Bert Oltman — by all accounts (not just his daughter’s!) he was a gregarious, generous man — enjoyed entertaining, and the house hosted frequent parties, with guests staying over in several spare bedrooms (now conference rooms). The dining room, kitchen, and butler’s pantry were where our police department is now, while our courtroom was their drawing room, its wood-panel closets storing music for the piano. Her stepsister married in the drawing room, taking up house for a time in one of the cottages. Margaret in turn took over the upstairs bedroom. Today she chuckles as she recalls lowering a basket on a rope to tap it against the kitchen window, so the cook might slip in a snack. She was surprised to learn that a childishly cute mural her sister once painted on her bedroom wall is still there. (When we told her we’d found it by popping a tile from the drop ceiling and climbing through, just to see what was up there, she raised an eyebrow and remarked, “You are curious, aren’t you…?”)
Her mother’s passion was the gardens south of the house (a foundation from a fountain is still there). There was a flower cutting room adjoining the solarium at that end of the house, and a gardener was of course part of the staff. As was a beloved Swedish governess, who always managed to survive Mrs. Oltman’s occasional impulsive firings of the estate’s staff. If Margaret were particularly good, she might be allowed to spend a weekend at “Hig’s” Brooklyn apartment. Other memories include just exploring around Penlyn, climbing down the steep slopes (the kind of childhood adventures we remember almost sheepishly—yet with a bit of awe, too—as adults), or just watching the ferry come and go from Yonkers, from high above. It must have been a charming — and charmed — place to grow up.
The days of the cliff-top estates were fleeting. Bert Oltman, having survived the crash, met a financial reversal ten years later, in September of 1939 (along with Jessie’s mural, we found some crumbling newspapers from that month in the attic), and though his fortunes later recovered, the family had to give up Penlyn. He died after a stroke in 1946. By then Margaret was in Paris, at the start of her career. She married Loomis in Alpine, during a stateside visit to a cousin still living here.*
Otherwise Peggy’s not seen very much of her old town in her adult years. She has a ready sense of humor, and so can manage a smile when told that the family’s downstairs library is today being converted into public restrooms.

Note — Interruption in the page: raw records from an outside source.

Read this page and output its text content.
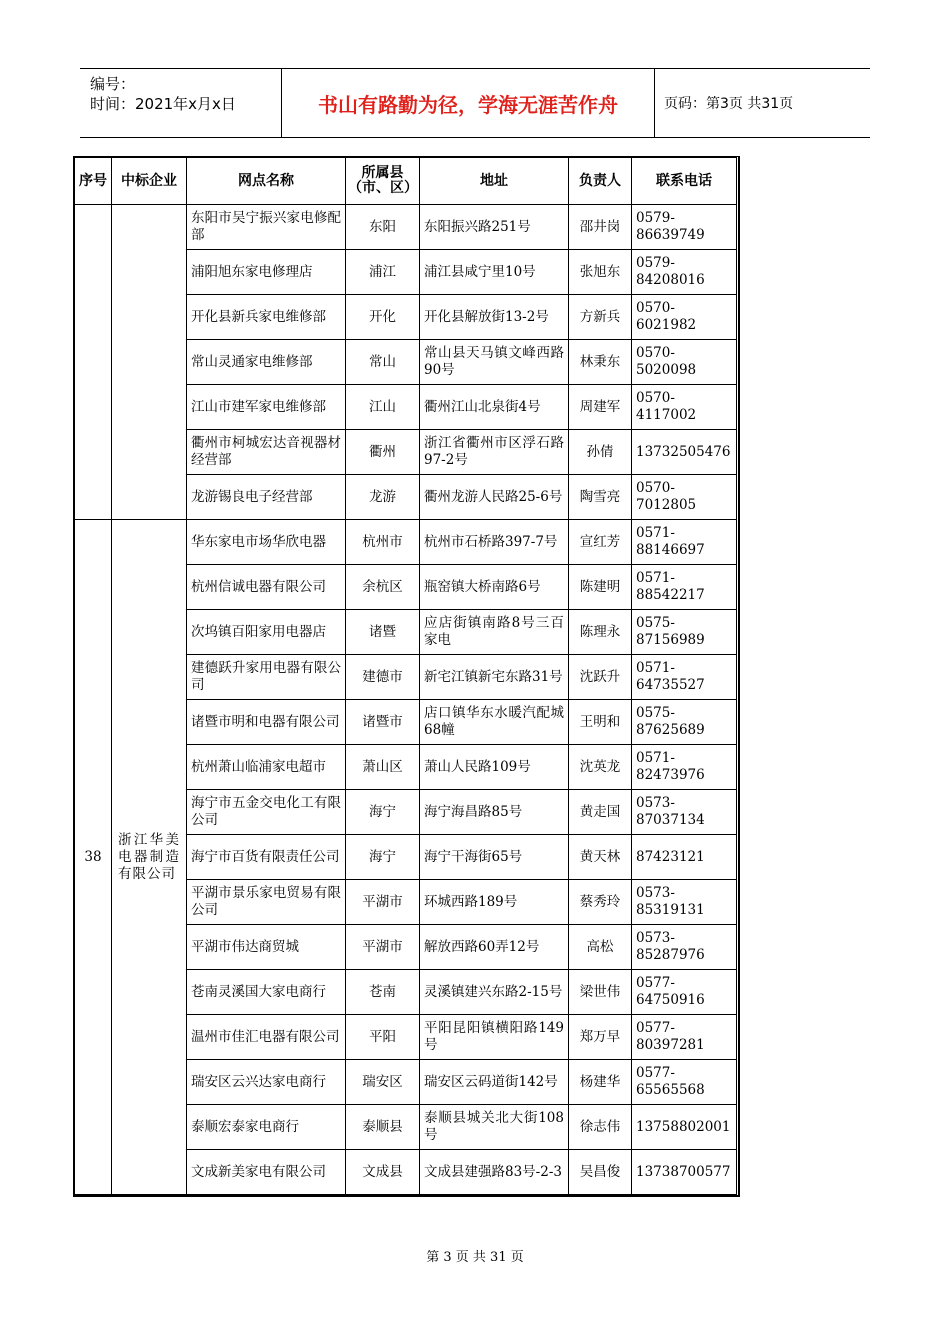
编号：
时间：2021年x月x日	书山有路勤为径，学海无涯苦作舟	页码：第3页 共31页
序号	中标企业	网点名称	所属县（市、区）	地址	负责人	联系电话
		东阳市吴宁振兴家电修配部	东阳	东阳振兴路251号	邵井岗	0579-86639749
		浦阳旭东家电修理店	浦江	浦江县咸宁里10号	张旭东	0579-84208016
		开化县新兵家电维修部	开化	开化县解放街13-2号	方新兵	0570-6021982
		常山灵通家电维修部	常山	常山县天马镇文峰西路90号	林秉东	0570-5020098
		江山市建军家电维修部	江山	衢州江山北泉街4号	周建军	0570-4117002
		衢州市柯城宏达音视器材经营部	衢州	浙江省衢州市区浮石路97-2号	孙倩	13732505476
		龙游锡良电子经营部	龙游	衢州龙游人民路25-6号	陶雪亮	0570-7012805
38	浙江华美电器制造有限公司	华东家电市场华欣电器	杭州市	杭州市石桥路397-7号	宣红芳	0571-88146697
		杭州信诚电器有限公司	余杭区	瓶窑镇大桥南路6号	陈建明	0571-88542217
		次坞镇百阳家用电器店	诸暨	应店街镇南路8号三百家电	陈理永	0575-87156989
		建德跃升家用电器有限公司	建德市	新宅江镇新宅东路31号	沈跃升	0571-64735527
		诸暨市明和电器有限公司	诸暨市	店口镇华东水暖汽配城68幢	王明和	0575-87625689
		杭州萧山临浦家电超市	萧山区	萧山人民路109号	沈英龙	0571-82473976
		海宁市五金交电化工有限公司	海宁	海宁海昌路85号	黄走国	0573-87037134
		海宁市百货有限责任公司	海宁	海宁干海街65号	黄天林	87423121
		平湖市景乐家电贸易有限公司	平湖市	环城西路189号	蔡秀玲	0573-85319131
		平湖市伟达商贸城	平湖市	解放西路60弄12号	高松	0573-85287976
		苍南灵溪国大家电商行	苍南	灵溪镇建兴东路2-15号	梁世伟	0577-64750916
		温州市佳汇电器有限公司	平阳	平阳昆阳镇横阳路149号	郑万早	0577-80397281
		瑞安区云兴达家电商行	瑞安区	瑞安区云码道街142号	杨建华	0577-65565568
		泰顺宏泰家电商行	泰顺县	泰顺县城关北大街108号	徐志伟	13758802001
		文成新美家电有限公司	文成县	文成县建强路83号-2-3	吴昌俊	13738700577
第 3 页 共 31 页
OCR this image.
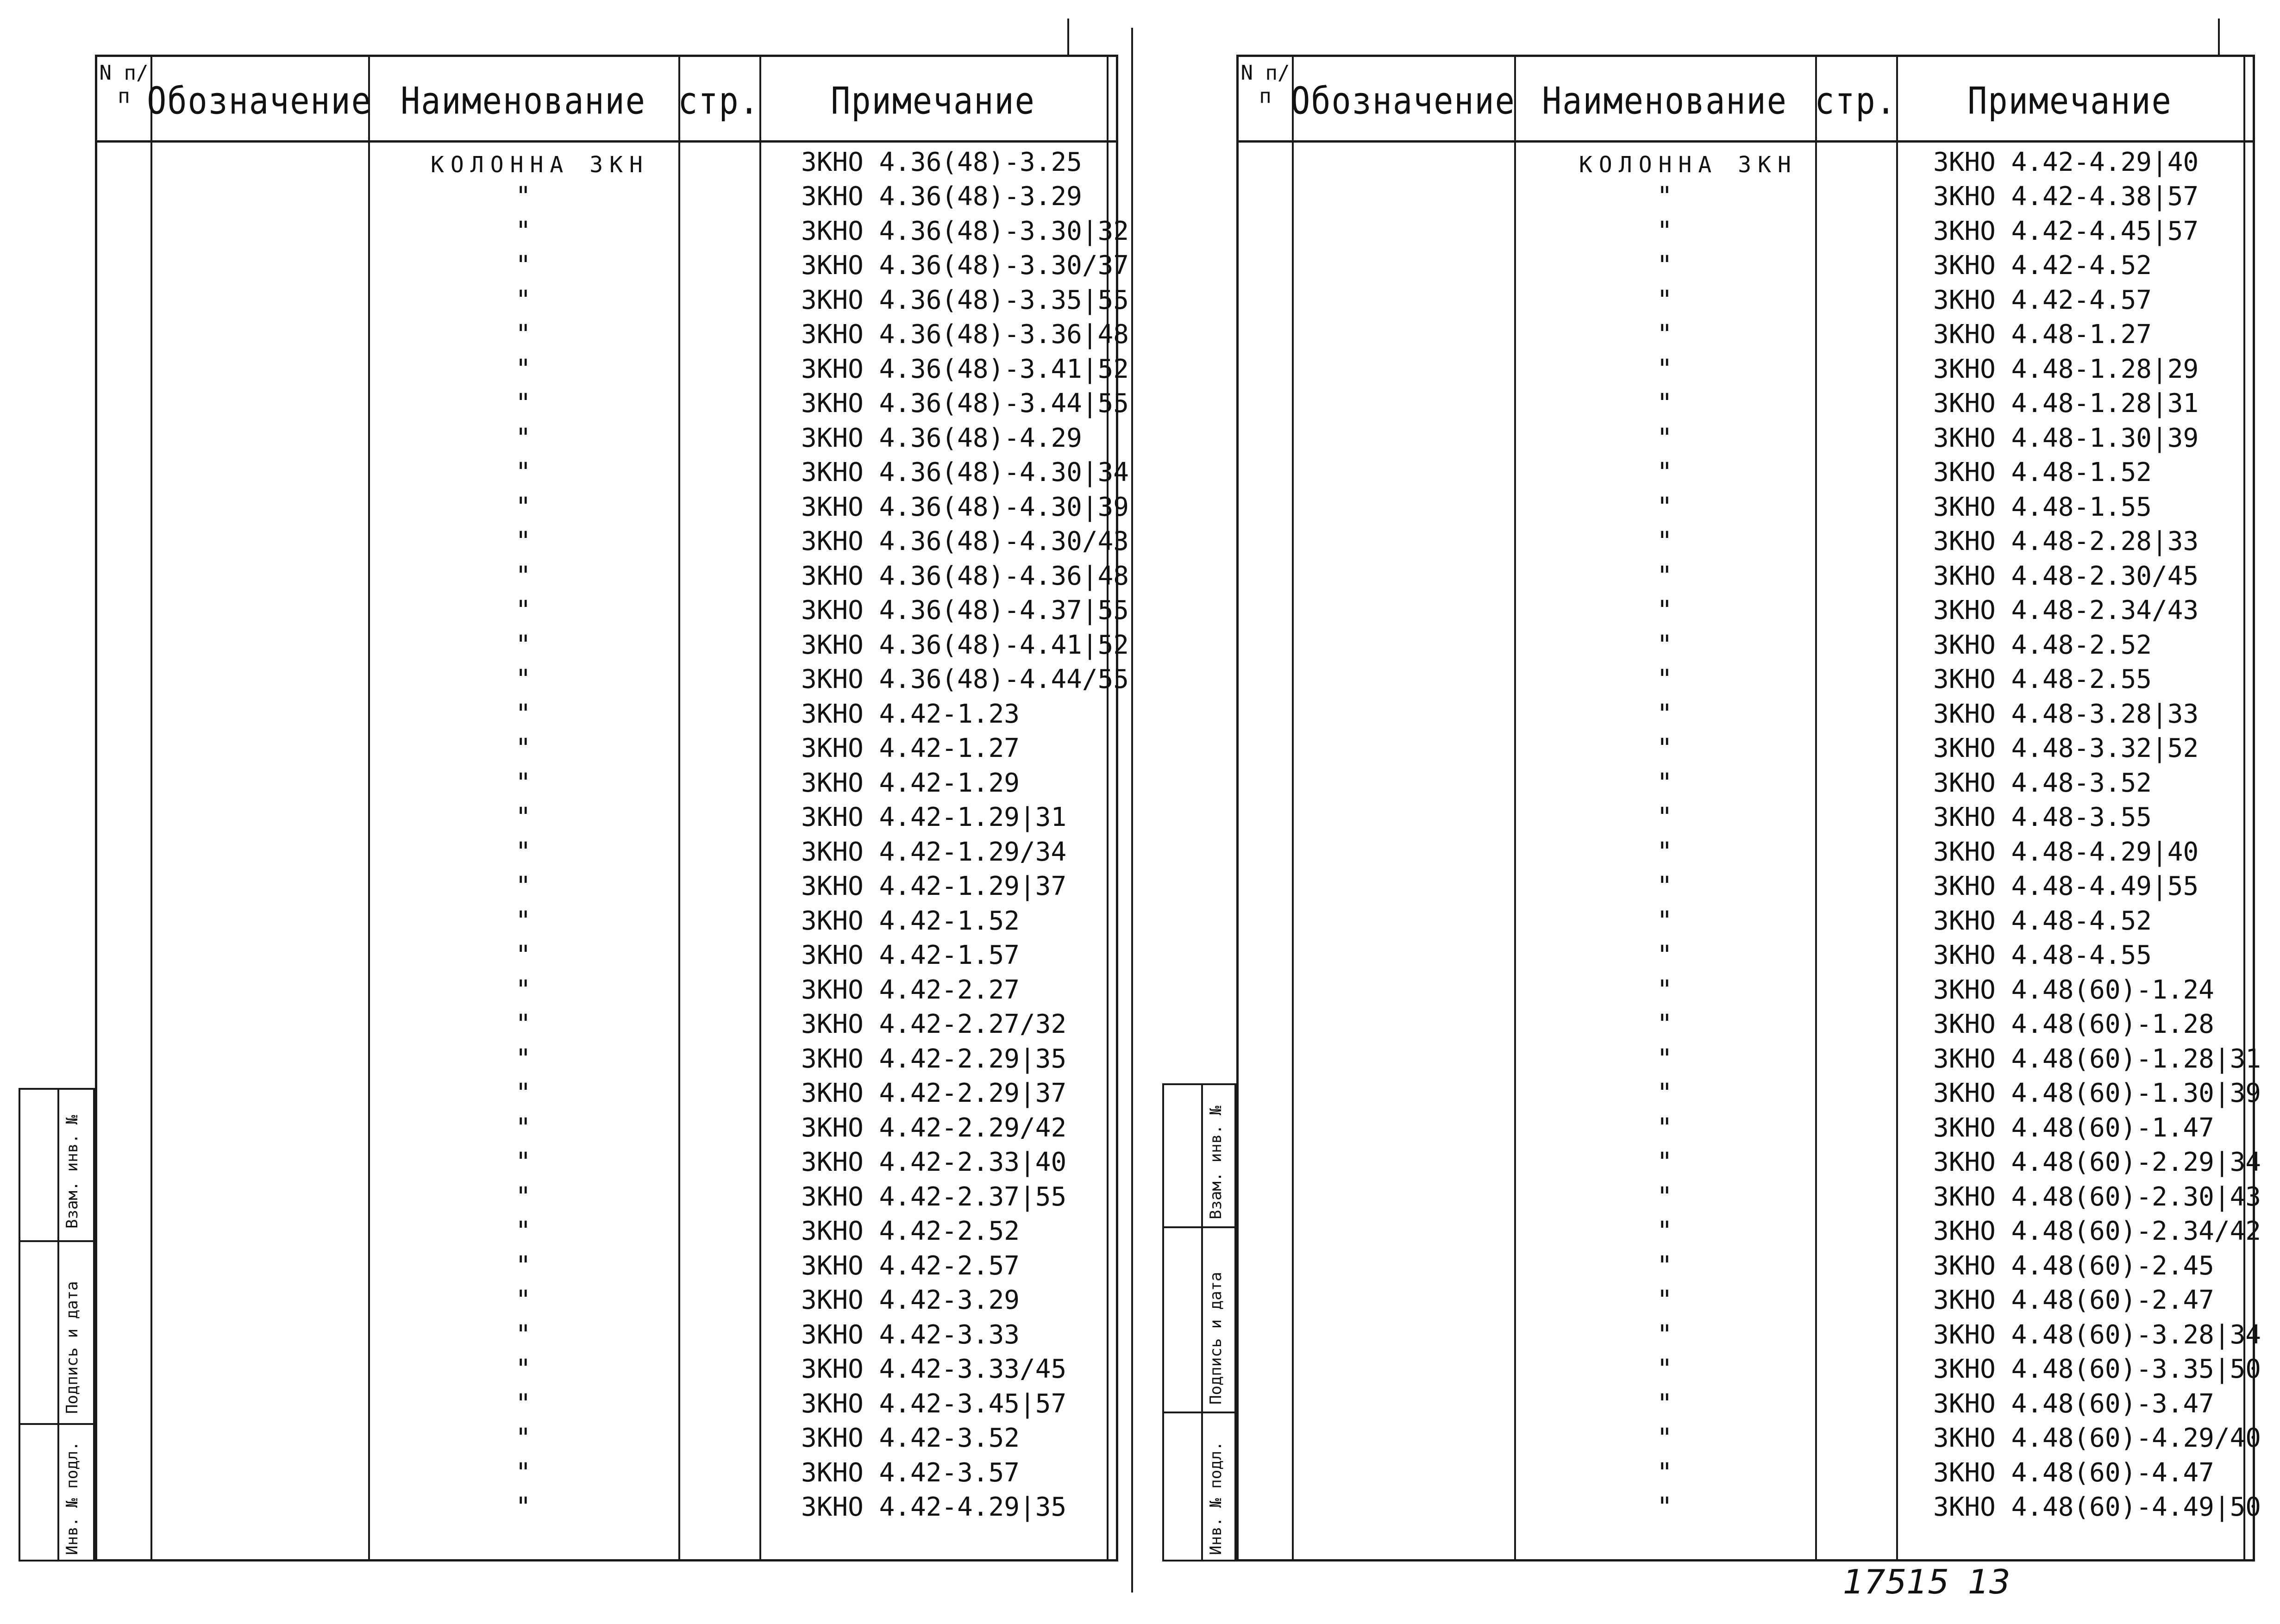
N п/п Обозначение Наименование стр.	Примечание
КОЛОННА 3КН
"
"
"
"
"
"
"
"
"
"
"
"
"
"
"
"
"
"
"
"
"
"
"
"
"
"
"
"
"
"
"
"
"
"
"
"
"
"
"
3КНО 4.36(48)-3.25
3КНО 4.36(48)-3.29
3КНО 4.36(48)-3.30|32
3КНО 4.36(48)-3.30/37
3КНО 4.36(48)-3.35|55
3КНО 4.36(48)-3.36|48
3КНО 4.36(48)-3.41|52
3КНО 4.36(48)-3.44|55
3КНО 4.36(48)-4.29
3КНО 4.36(48)-4.30|34
3КНО 4.36(48)-4.30|39
3КНО 4.36(48)-4.30/43
3КНО 4.36(48)-4.36|48
3КНО 4.36(48)-4.37|55
3КНО 4.36(48)-4.41|52
3КНО 4.36(48)-4.44/55
3КНО 4.42-1.23
3КНО 4.42-1.27
3КНО 4.42-1.29
3КНО 4.42-1.29|31
3КНО 4.42-1.29/34
3КНО 4.42-1.29|37
3КНО 4.42-1.52
3КНО 4.42-1.57
3КНО 4.42-2.27
3КНО 4.42-2.27/32
3КНО 4.42-2.29|35
3КНО 4.42-2.29|37
3КНО 4.42-2.29/42
3КНО 4.42-2.33|40
3КНО 4.42-2.37|55
3КНО 4.42-2.52
3КНО 4.42-2.57
3КНО 4.42-3.29
3КНО 4.42-3.33
3КНО 4.42-3.33/45
3КНО 4.42-3.45|57
3КНО 4.42-3.52
3КНО 4.42-3.57
3КНО 4.42-4.29|35
Взам. инв. №
Подпись и дата
Инв. № подл.
N п/п Обозначение Наименование стр.	Примечание
КОЛОННА 3КН
"
"
"
"
"
"
"
"
"
"
"
"
"
"
"
"
"
"
"
"
"
"
"
"
"
"
"
"
"
"
"
"
"
"
"
"
"
"
"
3КНО 4.42-4.29|40
3КНО 4.42-4.38|57
3КНО 4.42-4.45|57
3КНО 4.42-4.52
3КНО 4.42-4.57
3КНО 4.48-1.27
3КНО 4.48-1.28|29
3КНО 4.48-1.28|31
3КНО 4.48-1.30|39
3КНО 4.48-1.52
3КНО 4.48-1.55
3КНО 4.48-2.28|33
3КНО 4.48-2.30/45
3КНО 4.48-2.34/43
3КНО 4.48-2.52
3КНО 4.48-2.55
3КНО 4.48-3.28|33
3КНО 4.48-3.32|52
3КНО 4.48-3.52
3КНО 4.48-3.55
3КНО 4.48-4.29|40
3КНО 4.48-4.49|55
3КНО 4.48-4.52
3КНО 4.48-4.55
3КНО 4.48(60)-1.24
3КНО 4.48(60)-1.28
3КНО 4.48(60)-1.28|31
3КНО 4.48(60)-1.30|39
3КНО 4.48(60)-1.47
3КНО 4.48(60)-2.29|34
3КНО 4.48(60)-2.30|43
3КНО 4.48(60)-2.34/42
3КНО 4.48(60)-2.45
3КНО 4.48(60)-2.47
3КНО 4.48(60)-3.28|34
3КНО 4.48(60)-3.35|50
3КНО 4.48(60)-3.47
3КНО 4.48(60)-4.29/40
3КНО 4.48(60)-4.47
3КНО 4.48(60)-4.49|50
Взам. инв. №
Подпись и дата
Инв. № подл.
17515 13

But we sense she’d prefer not to see it…
*The cousin was Joseph R. Ellicott, who was a popular mayor of Alpine from 1963 to 1970, and who lived until his death in the spring of 2003 on Closter Dock Road in Alpine, in the same home since 1958, where he raised his family. Peggy and Joe remained close throughout their lives, even though she lived most of her adult life in Paris, and later, Florida. Our thanks to Ellicott’s daughter Judy Ellicott Rader for this information.